Research on Nutrisystem Programs
In 2009, the first clinical trial related to Nutrisystem was published. The research was funded by Nutrisystem and conducted by Gary D. Foster, Ph.D., and colleagues at Temple University. Participants in the study had type 2 diabetes (not on insulin) and were randomly assigned to receive the Nutrisystem D program plus weekly counseling sessions or a control intervention of diabetes support and education. Weight loss, diabetes control, and other metabolic outcomes were compared after 3 months of intervention. Those in the Nutrisystem group lost significantly more weight than those in the control group (18.1 vs. 1.3 lb). They also achieved significantly more favorable changes in HbA1c (-0.88% vs. +0.03%), fasting blood glucose (-35 vs. -7.4 mg/dl) systolic blood pressure (-5.9 vs. +3.6 mmHg), triglycerides (-44 vs. +6 mg/dl), and total cholesterol (-22.3 vs. -1.8 mg/dl). A greater percentage of participants in the Nutrisystem group (79%) than those in the control group (47%) achieved HbA1c < 7% (a goal for people with diabetes) at 3 months.
The 3-month randomized phase of the study was followed by a 3-month extension period in which all participants received the Nutrisystem D intervention. Those who began on Nutrisystem D for the first 3 months and continued for the next 3 months increased their weight loss to 9.7% of initial weight and maintained a reduction of 0.9% in HbA1c. Those who began in the control group and crossed over to the Nutrisystem D intervention for months 3-6 achieved a weight loss of 5.3% of initial weight and a reduction of 0.87% in HbA1c at that time. There was no follow-up period to examine changes after the intervention was discontinued.
In attempt to determine the real-world applicability of the Foster et al. study results, researchers compared weight loss achieved by study subjects with the results of actual Nutrisystem D customers. Those who recorded their weight online at the time of purchase and again 3 months later achieved an average weight loss of 18.1 lb (equivalent to a 7.6% reduction in initial body weight). More than three-quarters of customers lost at least 5% of their body weight and nearly one-quarter lost at least 10% of their starting weight at 3 months. By comparison, the 5% and 10% thresholds were met by two-thirds and one-quarter of Foster et al. study subjects, respectively.

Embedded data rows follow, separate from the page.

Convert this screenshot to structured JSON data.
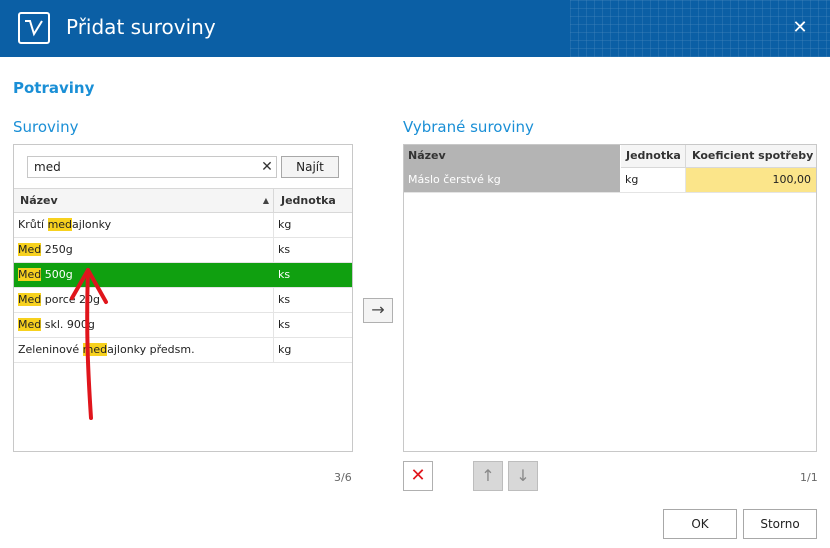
{
  "window": {
    "title": "Přidat suroviny",
    "close_glyph": "✕"
  },
  "section_title": "Potraviny",
  "left": {
    "title": "Suroviny",
    "search": {
      "value": "med",
      "clear_glyph": "✕",
      "find_label": "Najít"
    },
    "columns": [
      "Název",
      "Jednotka"
    ],
    "sort_glyph": "▲",
    "rows": [
      {
        "pre": "Krůtí ",
        "hl": "med",
        "post": "ajlonky",
        "unit": "kg",
        "selected": false
      },
      {
        "pre": "",
        "hl": "Med",
        "post": " 250g",
        "unit": "ks",
        "selected": false
      },
      {
        "pre": "",
        "hl": "Med",
        "post": " 500g",
        "unit": "ks",
        "selected": true
      },
      {
        "pre": "",
        "hl": "Med",
        "post": " porce 20g",
        "unit": "ks",
        "selected": false
      },
      {
        "pre": "",
        "hl": "Med",
        "post": " skl. 900g",
        "unit": "ks",
        "selected": false
      },
      {
        "pre": "Zeleninové ",
        "hl": "med",
        "post": "ajlonky  předsm.",
        "unit": "kg",
        "selected": false
      }
    ],
    "pager": "3/6"
  },
  "move_glyph": "→",
  "right": {
    "title": "Vybrané suroviny",
    "columns": [
      "Název",
      "Jednotka",
      "Koeficient spotřeby"
    ],
    "rows": [
      {
        "name": "Máslo čerstvé kg",
        "unit": "kg",
        "coef": "100,00"
      }
    ],
    "pager": "1/1"
  },
  "toolbar": {
    "delete_glyph": "✕",
    "up_glyph": "↑",
    "down_glyph": "↓"
  },
  "footer": {
    "ok_label": "OK",
    "cancel_label": "Storno"
  },
  "colors": {
    "titlebar": "#0b5fa5",
    "accent": "#1a8fd6",
    "selected_row": "#10a010",
    "highlight": "#f7d11e",
    "annotation": "#e0151c"
  }
}
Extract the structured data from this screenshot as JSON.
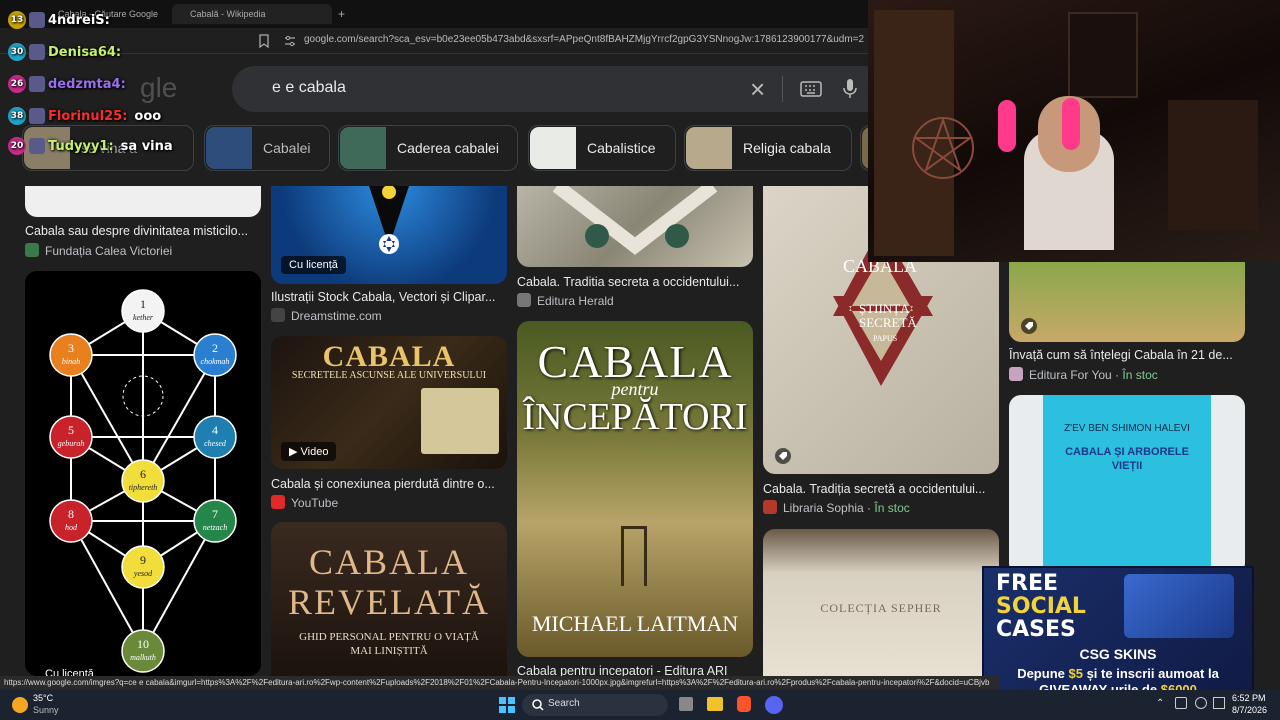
{
  "browser": {
    "tabs": [
      "Cabala - Căutare Google",
      "Cabală - Wikipedia"
    ],
    "new_tab": "+",
    "url": "google.com/search?sca_esv=b0e23ee05b473abd&sxsrf=APpeQnt8fBAHZMjgYrrcf2gpG3YSNnogJw:1786123900177&udm=2&fbs=A8fTb"
  },
  "search": {
    "logo": "gle",
    "query": "e e cabala",
    "clear_icon": "×"
  },
  "chips": [
    {
      "label": "sa vina ă",
      "color": "#8a7f66"
    },
    {
      "label": "Cabalei",
      "color": "#2f4d7a"
    },
    {
      "label": "Caderea cabalei",
      "color": "#3f6a5a"
    },
    {
      "label": "Cabalistice",
      "color": "#e9ece6"
    },
    {
      "label": "Religia cabala",
      "color": "#b6a98c"
    }
  ],
  "results": {
    "col1": [
      {
        "caption": "Cabala sau despre divinitatea misticilo...",
        "source": "Fundația Calea Victoriei",
        "fav_color": "#3a7a4a"
      },
      {
        "badge": "Cu licență"
      }
    ],
    "col2": [
      {
        "badge": "Cu licență",
        "caption": "Ilustrații Stock Cabala, Vectori și Clipar...",
        "source": "Dreamstime.com",
        "fav_color": "#444"
      },
      {
        "title": "CABALA",
        "subtitle": "SECRETELE ASCUNSE ALE UNIVERSULUI",
        "badge": "▶ Video",
        "caption": "Cabala și conexiunea pierdută dintre o...",
        "source": "YouTube",
        "fav_color": "#e02a2a"
      },
      {
        "title": "CABALA REVELATĂ",
        "subtitle": "GHID PERSONAL PENTRU O VIAȚĂ MAI LINIȘTITĂ"
      }
    ],
    "col3": [
      {
        "caption": "Cabala. Traditia secreta a occidentului...",
        "source": "Editura Herald",
        "fav_color": "#777"
      },
      {
        "title": "CABALA",
        "title2": "pentru",
        "title3": "ÎNCEPĂTORI",
        "author": "MICHAEL LAITMAN",
        "caption": "Cabala pentru incepatori - Editura ARI"
      }
    ],
    "col4": [
      {
        "caption": "Cabala. Tradiția secretă a occidentului...",
        "source": "Libraria Sophia",
        "stock": "În stoc",
        "fav_color": "#b33a2a",
        "cover_title": "CABALA",
        "cover_sub": "ȘTIINȚA SECRETĂ",
        "cover_author": "PAPUS"
      },
      {
        "title": "COLECȚIA SEPHER"
      }
    ],
    "col5": [
      {
        "caption": "Învață cum să înțelegi Cabala în 21 de...",
        "source": "Editura For You",
        "stock": "În stoc",
        "fav_color": "#c7a3c0"
      },
      {
        "author": "Z'EV BEN SHIMON HALEVI",
        "title": "CABALA ȘI ARBORELE VIEȚII"
      }
    ]
  },
  "tree": {
    "nodes": [
      {
        "n": "1",
        "name": "kether",
        "color": "#f3f3f3"
      },
      {
        "n": "2",
        "name": "chokmah",
        "color": "#2a7fd0"
      },
      {
        "n": "3",
        "name": "binah",
        "color": "#e8801f"
      },
      {
        "n": "4",
        "name": "chesed",
        "color": "#1f7fb0"
      },
      {
        "n": "5",
        "name": "geburah",
        "color": "#c8222a"
      },
      {
        "n": "6",
        "name": "tiphereth",
        "color": "#f2de3a"
      },
      {
        "n": "7",
        "name": "netzach",
        "color": "#25864a"
      },
      {
        "n": "8",
        "name": "hod",
        "color": "#c8222a"
      },
      {
        "n": "9",
        "name": "yesod",
        "color": "#f2de3a"
      },
      {
        "n": "10",
        "name": "malkuth",
        "color": "#6a8a3a"
      }
    ]
  },
  "chat": [
    {
      "level": "13",
      "level_color": "#c9a300",
      "user": "4ndreiS:",
      "color": "#ffffff",
      "msg": ""
    },
    {
      "level": "30",
      "level_color": "#21a3c8",
      "user": "Denisa64:",
      "color": "#c4f06d",
      "msg": ""
    },
    {
      "level": "26",
      "level_color": "#c82a8a",
      "user": "dedzmta4:",
      "color": "#9b6df0",
      "msg": ""
    },
    {
      "level": "38",
      "level_color": "#21a3c8",
      "user": "Florinul25:",
      "color": "#ff2b2b",
      "msg": "ooo"
    },
    {
      "level": "20",
      "level_color": "#c82a8a",
      "user": "Tudyyy1:",
      "color": "#c4f06d",
      "msg": "sa vina"
    }
  ],
  "promo": {
    "line1": "FREE",
    "line2": "SOCIAL",
    "line3": "CASES",
    "brand": "CSG SKINS",
    "text1": "Depune",
    "amount1": "$5",
    "text2": "și te inscrii aumoat la",
    "text3": "GIVEAWAY-urile de",
    "amount2": "$6000"
  },
  "status_url": "https://www.google.com/imgres?q=ce e cabala&imgurl=https%3A%2F%2Feditura-ari.ro%2Fwp-content%2Fuploads%2F2018%2F01%2FCabala-Pentru-Incepatori-1000px.jpg&imgrefurl=https%3A%2F%2Feditura-ari.ro%2Fprodus%2Fcabala-pentru-incepatori%2F&docid=uCBjvb",
  "taskbar": {
    "weather_temp": "35°C",
    "weather_desc": "Sunny",
    "search": "Search",
    "time": "6:52 PM",
    "date": "8/7/2026"
  },
  "colors": {
    "accent": "#8ab4f8",
    "stock": "#81c995"
  }
}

Nutrisystem researchers presented a study titled “Holiday Weight Change in a Commercial Weight Loss Program” at the 2011 Advances and Controversies in Clinical Nutrition conference, organized by the American Society for Nutrition Medical Nutrition Council. The study examined the average weight change among Nutrisystem customers during the time between Thanksgiving and New Year’s Day and compared it with average changes achieved during similar lengths of time at different points during the year. On average, customers lost 5.5 lb (0.9 lb per week) during the holiday season, and 8.4 – 9.5 lb (1.4 – 1.6 lb per week) during the comparison periods.
Maintenance of Weight Loss
Reviews of the Nutrisystem program criticize the company’s approach as not conducive to long-term weight control. For example, the review on webmd.com states, “Think of the NutriSystem diet as a temporary plan that can help get you started on the road to healthier eating, but keep in mind that you will ultimately have to do it on your own. The challenge is to continue losing weight on a calorie-controlled diet without the advantage of the prepackaged foods.” In response to concerns such as these, Nutrisystem began offering “transition” plans in 2011. The idea behind these plans is to help customers continue following the principles of the Nutrisystem program (portion-controlled, low-GI eating) after they no longer purchase pre-packaged foods from the company. This is achieved by allowing customers to select partial programs (e.g., exclude pre-packaged dinners from their orders) and offering portion-control tools and recipes that are consistent with the nutrition profile of the main weight loss program.